Friday, June 17th 2016, 6:00AM
by Susan Edmunds
Adminis evolved from wealth management firm Crema Capital.
It is a cloud-based system that has the capacity to provide investment accounting, administration and registry services to PIE Funds, DIMS providers, wealth managers, advisers and limited partnerships.
Chief executive Martin Kay says the platform is on track to get $1 billion in assets under administration this year.
He said Crema developed the platform when it couldn’t find an appropriate service for its own needs. Everything in the market was either suitable for those with low-end requirements or the very high-end.
“We started talking to other nascent fund managers and they were having the same issues. We showed them what we had done and they were excited and impressed.”

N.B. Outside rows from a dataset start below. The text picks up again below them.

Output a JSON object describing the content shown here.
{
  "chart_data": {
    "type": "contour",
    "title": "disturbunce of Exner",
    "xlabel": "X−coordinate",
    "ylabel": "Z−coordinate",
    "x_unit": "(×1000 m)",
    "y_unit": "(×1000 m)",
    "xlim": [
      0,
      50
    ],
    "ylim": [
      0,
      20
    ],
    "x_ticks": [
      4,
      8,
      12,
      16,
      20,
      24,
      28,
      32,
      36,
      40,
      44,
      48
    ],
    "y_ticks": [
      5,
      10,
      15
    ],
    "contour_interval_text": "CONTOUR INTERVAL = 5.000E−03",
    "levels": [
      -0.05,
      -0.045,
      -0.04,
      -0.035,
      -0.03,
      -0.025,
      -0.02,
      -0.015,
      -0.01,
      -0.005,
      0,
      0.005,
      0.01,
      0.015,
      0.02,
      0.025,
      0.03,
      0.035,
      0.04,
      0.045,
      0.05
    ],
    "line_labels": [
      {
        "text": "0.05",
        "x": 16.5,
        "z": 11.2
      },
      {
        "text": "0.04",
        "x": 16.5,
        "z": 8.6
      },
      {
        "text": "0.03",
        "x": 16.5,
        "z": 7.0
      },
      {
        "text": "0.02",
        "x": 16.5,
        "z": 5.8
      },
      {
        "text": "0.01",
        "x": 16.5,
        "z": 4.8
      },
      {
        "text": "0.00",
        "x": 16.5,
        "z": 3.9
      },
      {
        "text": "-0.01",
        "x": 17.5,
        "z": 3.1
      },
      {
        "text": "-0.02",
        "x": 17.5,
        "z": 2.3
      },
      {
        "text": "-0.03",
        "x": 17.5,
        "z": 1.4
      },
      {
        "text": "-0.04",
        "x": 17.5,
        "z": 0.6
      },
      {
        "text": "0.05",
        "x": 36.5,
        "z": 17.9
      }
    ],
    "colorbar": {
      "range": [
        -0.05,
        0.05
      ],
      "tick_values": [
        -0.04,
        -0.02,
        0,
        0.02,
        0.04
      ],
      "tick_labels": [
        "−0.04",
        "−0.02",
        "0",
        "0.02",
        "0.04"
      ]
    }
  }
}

There are now a team of 14 working on Adminis and it is to branch out into custody services, with BNP Paribas offering sub-custody.
“Other investment managers can’t go to BNP and ask for custody because it typically only deals with very large accounts. We are an aggregator, if you like,” Kay said.
The offer is tailored towards small- to medium-sized wealth managers. Former Kiwibank chief executive Sam Knowles and former BNP Paribas head of securities services Hugh Stevens are on Adminis’ board.
Kay said the company’s goal was to be seen as the Xero of the investment administration world.
Xero’s big strength was that it brought together business owners, accountants and bookkeepers on a single platform, he said. “Our aim is similar - to bring in investors, investment managers and custodians, the main stakeholders around a single source.”
Clients had been impressed by Adminis’ ability to offer innovative options, such as performance fees on an individual client level rather than across funds, he said.
“It means a lot of the unfairness you get from having a high-water mark and having a new investor coming along getting a free ride on performance fees isn’t there. It’s more fair for investors and investor managers.”
It was possible that Adminis could look to expand internationally in future.
Kay said robodavice was not on the cards for the platform – yet.
“If an investment manager had some kind of aspiration to roboadvice we could sit down with them and work it through. We have the capacity to do that. But it’s more a case of we don’t want to go and build it for the sake of it.”